Jia Zhang-ke est le plus grand réalisateur chinois, celui qui a vraiment pris à bras le corps la chronique des mutations qui secouent depuis plus de 20 ans son pays. La Chine est le plus grand pays du monde, celui qui est d'ores et déjà appelé à définir notre avenir, qu'on le veuille ou non. Et le cinéma d'Extrême-Orient, du Japon à la Thaïlande, en passant par la Corée, Taïwan et la Chine, est le seul véritable laboratoire formel du cinéma depuis la fin des années 90. C'est dire le niveau d'attente que l'on peut avoir désormais face à un nouveau film de Jia Zhang-Ke…
Avouons-le d'emblée, "les Eternels" ne fera pas partie des meilleurs films de son réalisateur : le choix de faire refaire au spectateur le périple, déjà contestable, de "Mountains May Depart", en y injectant des morceaux de "A Touch of Sin" (la violence mafieuse qui accompagne la transformation brutale du pays vers une forme de capitalisme inédit) et de "Still Life" (la disparition programmée d'un certain mode de vie, le tout survolé par des OVNIs improbables), s'avère assez déroutant. Le spectateur familier de Jia Zhang-ke est donc en terrain balisé, et même si la démonstration faite ici de l'incompatibilité entre tradition chinoise et brutalité de la technologie et de l'avidité capitaliste est formidablement pertinente, il pourra juger le film un peu court.
Pourtant, Jia Zhang-ke nous offre ici une célébration indiscutable de la Femme - représentée par son épouse Zhao Tao, quasi de tous les plans -, évoluant au long des presque 20 ans de la fiction de la fascination pour la brutalité masculine à la prise en main résignée de sa destinée. Personnage puissant, survivant à la déliquescence de la société chinoise tandis que l'homme, lui, devient de plus en plus ridicule et insignifiant (au milieu des grands espaces vides de l'urbanisme contemporain, ou bien brandissant son smartphone pour essayer de capturer quelque chose de ce qui se passe), la Femme reste pourtant, de par sa fidélité à la structure sociale traditionnelle, condamnée à être effacé du futur. Ce n'est pas pour rien que les derniers plans du film la montrent elle aussi virtualisée par les écrans de surveillance…

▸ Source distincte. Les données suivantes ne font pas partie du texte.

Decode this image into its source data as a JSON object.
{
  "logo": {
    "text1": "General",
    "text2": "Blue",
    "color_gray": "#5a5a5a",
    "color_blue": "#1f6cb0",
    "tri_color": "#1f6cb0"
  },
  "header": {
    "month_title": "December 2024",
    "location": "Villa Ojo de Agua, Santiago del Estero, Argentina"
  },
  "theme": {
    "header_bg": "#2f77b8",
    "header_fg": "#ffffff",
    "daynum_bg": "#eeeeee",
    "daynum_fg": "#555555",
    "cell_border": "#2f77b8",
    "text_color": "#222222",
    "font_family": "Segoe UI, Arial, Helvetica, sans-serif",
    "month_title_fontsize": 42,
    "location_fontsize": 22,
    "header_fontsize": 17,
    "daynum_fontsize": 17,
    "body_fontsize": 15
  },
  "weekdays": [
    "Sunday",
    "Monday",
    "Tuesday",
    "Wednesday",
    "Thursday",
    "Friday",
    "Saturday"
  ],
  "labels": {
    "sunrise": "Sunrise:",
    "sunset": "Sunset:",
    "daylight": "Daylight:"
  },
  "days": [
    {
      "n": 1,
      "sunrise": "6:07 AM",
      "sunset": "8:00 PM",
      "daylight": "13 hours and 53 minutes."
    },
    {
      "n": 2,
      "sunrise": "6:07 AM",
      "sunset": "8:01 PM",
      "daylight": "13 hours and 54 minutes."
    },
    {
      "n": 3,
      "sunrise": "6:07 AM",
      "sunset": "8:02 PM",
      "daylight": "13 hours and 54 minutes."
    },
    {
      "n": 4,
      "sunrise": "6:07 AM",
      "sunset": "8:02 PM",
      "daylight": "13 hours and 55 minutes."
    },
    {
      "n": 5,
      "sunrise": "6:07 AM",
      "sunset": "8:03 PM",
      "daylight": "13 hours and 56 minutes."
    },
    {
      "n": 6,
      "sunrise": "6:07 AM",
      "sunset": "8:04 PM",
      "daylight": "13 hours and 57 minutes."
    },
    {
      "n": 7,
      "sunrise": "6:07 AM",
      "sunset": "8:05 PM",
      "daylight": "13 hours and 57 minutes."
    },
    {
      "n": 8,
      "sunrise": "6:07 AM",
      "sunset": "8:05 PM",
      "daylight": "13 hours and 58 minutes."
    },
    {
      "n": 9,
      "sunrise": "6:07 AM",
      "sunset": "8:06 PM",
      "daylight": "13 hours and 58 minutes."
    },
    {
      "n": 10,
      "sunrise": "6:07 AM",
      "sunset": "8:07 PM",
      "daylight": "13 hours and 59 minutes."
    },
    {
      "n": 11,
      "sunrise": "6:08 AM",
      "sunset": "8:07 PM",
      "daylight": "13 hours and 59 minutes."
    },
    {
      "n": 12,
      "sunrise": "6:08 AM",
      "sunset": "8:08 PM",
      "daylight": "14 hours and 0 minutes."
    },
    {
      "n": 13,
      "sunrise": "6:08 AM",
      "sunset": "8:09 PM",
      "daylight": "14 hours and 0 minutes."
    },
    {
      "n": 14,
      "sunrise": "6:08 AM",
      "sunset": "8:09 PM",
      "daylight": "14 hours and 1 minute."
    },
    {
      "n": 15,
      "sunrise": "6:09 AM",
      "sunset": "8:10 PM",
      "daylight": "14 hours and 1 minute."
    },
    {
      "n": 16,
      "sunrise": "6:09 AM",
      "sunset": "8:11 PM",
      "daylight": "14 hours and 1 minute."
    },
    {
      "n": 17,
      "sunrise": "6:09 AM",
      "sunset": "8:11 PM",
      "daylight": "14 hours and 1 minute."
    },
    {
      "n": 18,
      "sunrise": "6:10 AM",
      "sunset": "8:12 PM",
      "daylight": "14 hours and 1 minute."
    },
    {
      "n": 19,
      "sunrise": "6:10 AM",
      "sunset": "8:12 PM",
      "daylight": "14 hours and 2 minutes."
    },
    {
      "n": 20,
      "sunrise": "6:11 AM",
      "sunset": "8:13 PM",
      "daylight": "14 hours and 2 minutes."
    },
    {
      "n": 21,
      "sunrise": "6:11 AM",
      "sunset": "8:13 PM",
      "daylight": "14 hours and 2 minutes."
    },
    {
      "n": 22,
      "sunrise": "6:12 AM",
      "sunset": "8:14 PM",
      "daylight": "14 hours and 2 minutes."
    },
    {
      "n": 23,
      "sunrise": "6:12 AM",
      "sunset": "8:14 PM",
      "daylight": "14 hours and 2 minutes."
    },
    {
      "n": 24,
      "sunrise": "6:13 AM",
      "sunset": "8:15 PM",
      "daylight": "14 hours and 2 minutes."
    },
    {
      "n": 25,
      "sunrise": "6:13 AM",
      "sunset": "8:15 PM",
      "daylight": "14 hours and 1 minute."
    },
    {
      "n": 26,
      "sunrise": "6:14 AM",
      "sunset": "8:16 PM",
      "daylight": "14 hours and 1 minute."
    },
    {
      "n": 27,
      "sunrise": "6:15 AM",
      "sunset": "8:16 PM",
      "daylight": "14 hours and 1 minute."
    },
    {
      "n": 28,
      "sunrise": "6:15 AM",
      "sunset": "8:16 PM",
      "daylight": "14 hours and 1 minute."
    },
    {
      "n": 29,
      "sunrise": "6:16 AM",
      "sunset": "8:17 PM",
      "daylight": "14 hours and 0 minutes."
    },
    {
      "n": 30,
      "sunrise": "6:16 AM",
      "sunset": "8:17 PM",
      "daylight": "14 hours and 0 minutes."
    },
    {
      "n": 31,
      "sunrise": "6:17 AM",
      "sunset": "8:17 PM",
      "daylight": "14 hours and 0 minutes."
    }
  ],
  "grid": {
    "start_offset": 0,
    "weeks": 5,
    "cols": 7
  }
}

Pour Jia Zhang-ke, qu'on a rarement connu aussi pessimiste qu'ici, l'Amour ne peut plus exister, il a été tué par le matérialisme triomphant, mais l'être humain lui-même est bien mal en point. C'est sans doute là que "les Eternels" perd ses spectateurs, dans cette errance grisâtre et sans issue d'une fin sans appel : l'avenir de la Chine est sombre, ce qui ne présage rien de bon pour le monde.
Le cinéma, lui, a encore de beaux jours devant lui, tant qu'il a des choses aussi importantes à nous dire.